The front page of today’s Irish Examiner reports that AIB still offers to cover €2,500 per year in gym or golf club expenses on the part of its employees.
AIB is offering to pay employees’ golf club fees and leisure club memberships worth millions of euro every year despite being crippled with debt and facing massive job losses and a likely state takeover.
The crisis-ridden bank confirmed the generous staff perks scheme on the same day it raised interest rates for hard-pressed mortgage holders by half a percent – and just days after it announced record losses of €2 billion for the first half of the year. The interest rate hike will affect approximately 50,000 customers who hold standard variable mortgages. [more ]
The piece goes on to say that the scheme is offered to each of the bank’s 12,500 employees in Ireland, as well as the 2,500 it employs in Britain. Up to €2,500, it says, is offered to each employee.
Meanwhile, the bank increased its variable mortgage interest rate from 2.75% to 3.25%  yesterday, which will (it is reported) hit about 50,000 mortgage holders with a monthly repayments increase of about €27.
So this morning, after seeing the Examiner‘s lead, I decided to crunch some figures.
In the results it filed in March, for the year ending 31 December 2009 , AIB said it had a residential mortgage book valued at about €27.1bn. In layman’s terms, that means that homeowners in Ireland collectively hold mortgages, from AIB, to the tune of €27,100,000,000.

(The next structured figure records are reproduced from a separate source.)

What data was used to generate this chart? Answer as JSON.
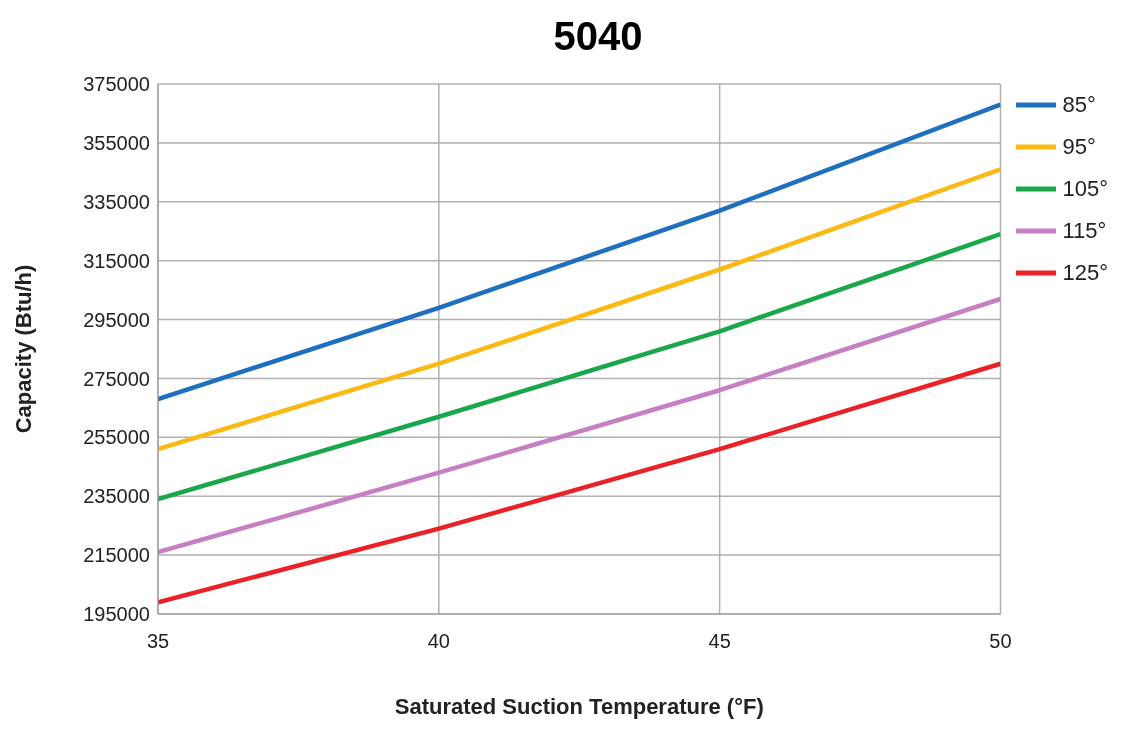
{
  "chart_data": {
    "type": "line",
    "title": "5040",
    "xlabel": "Saturated Suction Temperature (°F)",
    "ylabel": "Capacity (Btu/h)",
    "x": [
      35,
      40,
      45,
      50
    ],
    "series": [
      {
        "name": "85°",
        "color": "#1f6fbf",
        "values": [
          268000,
          299000,
          332000,
          368000
        ]
      },
      {
        "name": "95°",
        "color": "#fcb813",
        "values": [
          251000,
          280000,
          312000,
          346000
        ]
      },
      {
        "name": "105°",
        "color": "#1aa64a",
        "values": [
          234000,
          262000,
          291000,
          324000
        ]
      },
      {
        "name": "115°",
        "color": "#c77fc4",
        "values": [
          216000,
          243000,
          271000,
          302000
        ]
      },
      {
        "name": "125°",
        "color": "#ea2127",
        "values": [
          199000,
          224000,
          251000,
          280000
        ]
      }
    ],
    "xlim": [
      35,
      50
    ],
    "xticks": [
      35,
      40,
      45,
      50
    ],
    "ylim": [
      195000,
      375000
    ],
    "yticks": [
      195000,
      215000,
      235000,
      255000,
      275000,
      295000,
      315000,
      335000,
      355000,
      375000
    ],
    "grid": true,
    "legend": "right",
    "marker": "none",
    "line_style": "solid"
  }
}
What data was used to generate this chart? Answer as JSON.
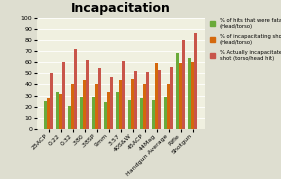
{
  "title": "Incapacitation",
  "categories": [
    "25ACP",
    "0.22",
    "0.32",
    ".380",
    ".38SP",
    "9mm",
    "3.57",
    "40S&W",
    "45ACP",
    "44Mag",
    "Handgun Average",
    "Rifle",
    "Shotgun"
  ],
  "fatal": [
    25,
    33,
    21,
    29,
    29,
    24,
    33,
    26,
    28,
    26,
    29,
    68,
    64
  ],
  "incapacitating": [
    28,
    31,
    40,
    44,
    40,
    33,
    44,
    45,
    40,
    59,
    40,
    59,
    60
  ],
  "one_shot": [
    50,
    60,
    72,
    62,
    55,
    47,
    61,
    52,
    51,
    53,
    56,
    80,
    86
  ],
  "color_fatal": "#6aaa3a",
  "color_incapacitating": "#d4680c",
  "color_one_shot": "#c8554a",
  "legend_fatal": "% of hits that were fatal\n(Head/torso)",
  "legend_incapacitating": "% of incapacitating shots\n(Head/torso)",
  "legend_one_shot": "% Actually incapacitated by one\nshot (torso/head hit)",
  "ylim": [
    0,
    100
  ],
  "yticks": [
    0,
    10,
    20,
    30,
    40,
    50,
    60,
    70,
    80,
    90,
    100
  ],
  "background_color": "#deded0",
  "plot_bg_color": "#f0f0e0",
  "grid_color": "#ffffff",
  "bar_width": 0.25,
  "title_fontsize": 9,
  "tick_fontsize": 4.5,
  "legend_fontsize": 3.8
}
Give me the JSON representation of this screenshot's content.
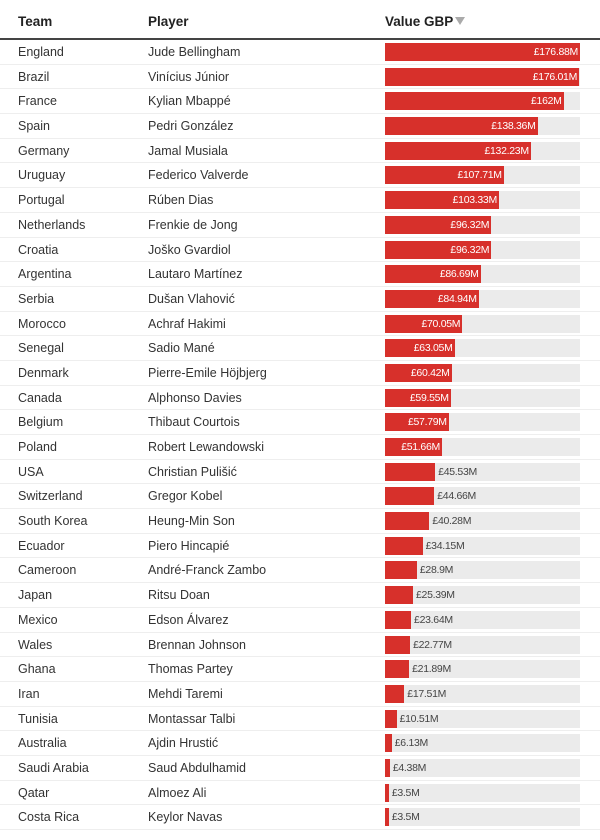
{
  "header": {
    "team": "Team",
    "player": "Player",
    "value": "Value GBP"
  },
  "colors": {
    "bar": "#d7302b",
    "track": "#ebebeb"
  },
  "chart_data": {
    "type": "table",
    "columns": [
      "Team",
      "Player",
      "Value GBP"
    ],
    "xlim": [
      0,
      176.88
    ],
    "rows": [
      {
        "team": "England",
        "player": "Jude Bellingham",
        "value": 176.88,
        "label": "£176.88M"
      },
      {
        "team": "Brazil",
        "player": "Vinícius Júnior",
        "value": 176.01,
        "label": "£176.01M"
      },
      {
        "team": "France",
        "player": "Kylian Mbappé",
        "value": 162,
        "label": "£162M"
      },
      {
        "team": "Spain",
        "player": "Pedri González",
        "value": 138.36,
        "label": "£138.36M"
      },
      {
        "team": "Germany",
        "player": "Jamal Musiala",
        "value": 132.23,
        "label": "£132.23M"
      },
      {
        "team": "Uruguay",
        "player": "Federico Valverde",
        "value": 107.71,
        "label": "£107.71M"
      },
      {
        "team": "Portugal",
        "player": "Rúben Dias",
        "value": 103.33,
        "label": "£103.33M"
      },
      {
        "team": "Netherlands",
        "player": "Frenkie de Jong",
        "value": 96.32,
        "label": "£96.32M"
      },
      {
        "team": "Croatia",
        "player": "Joško Gvardiol",
        "value": 96.32,
        "label": "£96.32M"
      },
      {
        "team": "Argentina",
        "player": "Lautaro Martínez",
        "value": 86.69,
        "label": "£86.69M"
      },
      {
        "team": "Serbia",
        "player": "Dušan Vlahović",
        "value": 84.94,
        "label": "£84.94M"
      },
      {
        "team": "Morocco",
        "player": "Achraf Hakimi",
        "value": 70.05,
        "label": "£70.05M"
      },
      {
        "team": "Senegal",
        "player": "Sadio Mané",
        "value": 63.05,
        "label": "£63.05M"
      },
      {
        "team": "Denmark",
        "player": "Pierre-Emile Höjbjerg",
        "value": 60.42,
        "label": "£60.42M"
      },
      {
        "team": "Canada",
        "player": "Alphonso Davies",
        "value": 59.55,
        "label": "£59.55M"
      },
      {
        "team": "Belgium",
        "player": "Thibaut Courtois",
        "value": 57.79,
        "label": "£57.79M"
      },
      {
        "team": "Poland",
        "player": "Robert Lewandowski",
        "value": 51.66,
        "label": "£51.66M"
      },
      {
        "team": "USA",
        "player": "Christian Pulišić",
        "value": 45.53,
        "label": "£45.53M"
      },
      {
        "team": "Switzerland",
        "player": "Gregor Kobel",
        "value": 44.66,
        "label": "£44.66M"
      },
      {
        "team": "South Korea",
        "player": "Heung-Min Son",
        "value": 40.28,
        "label": "£40.28M"
      },
      {
        "team": "Ecuador",
        "player": "Piero Hincapié",
        "value": 34.15,
        "label": "£34.15M"
      },
      {
        "team": "Cameroon",
        "player": "André-Franck Zambo",
        "value": 28.9,
        "label": "£28.9M"
      },
      {
        "team": "Japan",
        "player": "Ritsu Doan",
        "value": 25.39,
        "label": "£25.39M"
      },
      {
        "team": "Mexico",
        "player": "Edson Álvarez",
        "value": 23.64,
        "label": "£23.64M"
      },
      {
        "team": "Wales",
        "player": "Brennan Johnson",
        "value": 22.77,
        "label": "£22.77M"
      },
      {
        "team": "Ghana",
        "player": "Thomas Partey",
        "value": 21.89,
        "label": "£21.89M"
      },
      {
        "team": "Iran",
        "player": "Mehdi Taremi",
        "value": 17.51,
        "label": "£17.51M"
      },
      {
        "team": "Tunisia",
        "player": "Montassar Talbi",
        "value": 10.51,
        "label": "£10.51M"
      },
      {
        "team": "Australia",
        "player": "Ajdin Hrustić",
        "value": 6.13,
        "label": "£6.13M"
      },
      {
        "team": "Saudi Arabia",
        "player": "Saud Abdulhamid",
        "value": 4.38,
        "label": "£4.38M"
      },
      {
        "team": "Qatar",
        "player": "Almoez Ali",
        "value": 3.5,
        "label": "£3.5M"
      },
      {
        "team": "Costa Rica",
        "player": "Keylor Navas",
        "value": 3.5,
        "label": "£3.5M"
      }
    ]
  }
}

How much of this €27.1bn is lent at a variable rate? Well, that depends on who you ask. This morning’s Irish Times estimates  that about 30% of the bank’s mortgages are lent at a variable rate (thanks to Aaron Quigley  for alerting me), while Karl Deeter  from Irish Mortgage Brokers suggested to me  that the variable portfolio amounts to about 20% of the total.
This is where it gets interesting. Yesterday’s Irish Times posited that the 0.5% increase in the interest rate would result in the monthly repayment increasing by €26.96  for every €100,000 outstanding on a borrower’s mortgage.
[Update, 2pm: I’ve crunched more numbers using slightly more mathematical formulae than those in the comments or, presumably, those used by The Irish Times. Using the c = (r / (1 − (1 + r) − N))P formula the monthly repayment works out at €26.96 for every €100,000 outstanding on a 30-year mortgage. The post previously stated an increase of €26.82.]
So, if 30% of AIB’s mortgages are lent at a variable rate (€8.13bn), then AIB stands to make an extra €2,191.848 a month from the increased interest rate – that’s €26.17 million a year. If as Karl suggests the rate is closer to 20% (€5.42bn), it will make €1,461,232 extra per month, or €17.44 a year.
Now let’s go back to the gym membership scheme. Though it’s unlikely, let’s suggest – as well most employees might want to – that every single employee claims their €2,500, there’s a chance that AIB is faced with 15,000 bills for €2,500 every year. That’s €37,500,000 a year for AIB employees to go to the gym or the golf club.
So, if 20% of AIB’s mortgages are at a variable rate, then the amount by which AIB is hitting mortgage holders – the vast majority of whom, we can guess, are in negative equity – doesn’t even cover half of its bill for sending its employees to the gym or golf club.
Let me repeat that. AIB is increasing its mortgage interest rates, when potentially more than double the amount it will make is being offered to send its employees to the gym every year.
It will take at the very least 17.10 months, and at most 25.66 months, for the increased mortgage rates to cover AIB’s annual cost for the scheme.
This is the bank that got a €3.5bn recapitalisation bailout  from the taxpayer last year, will probably need another one to the same amount this year (according to JP Morgan, anyway ) and which has been able to offload billions in loans to NAMA that it otherwise would probably never be able to get back.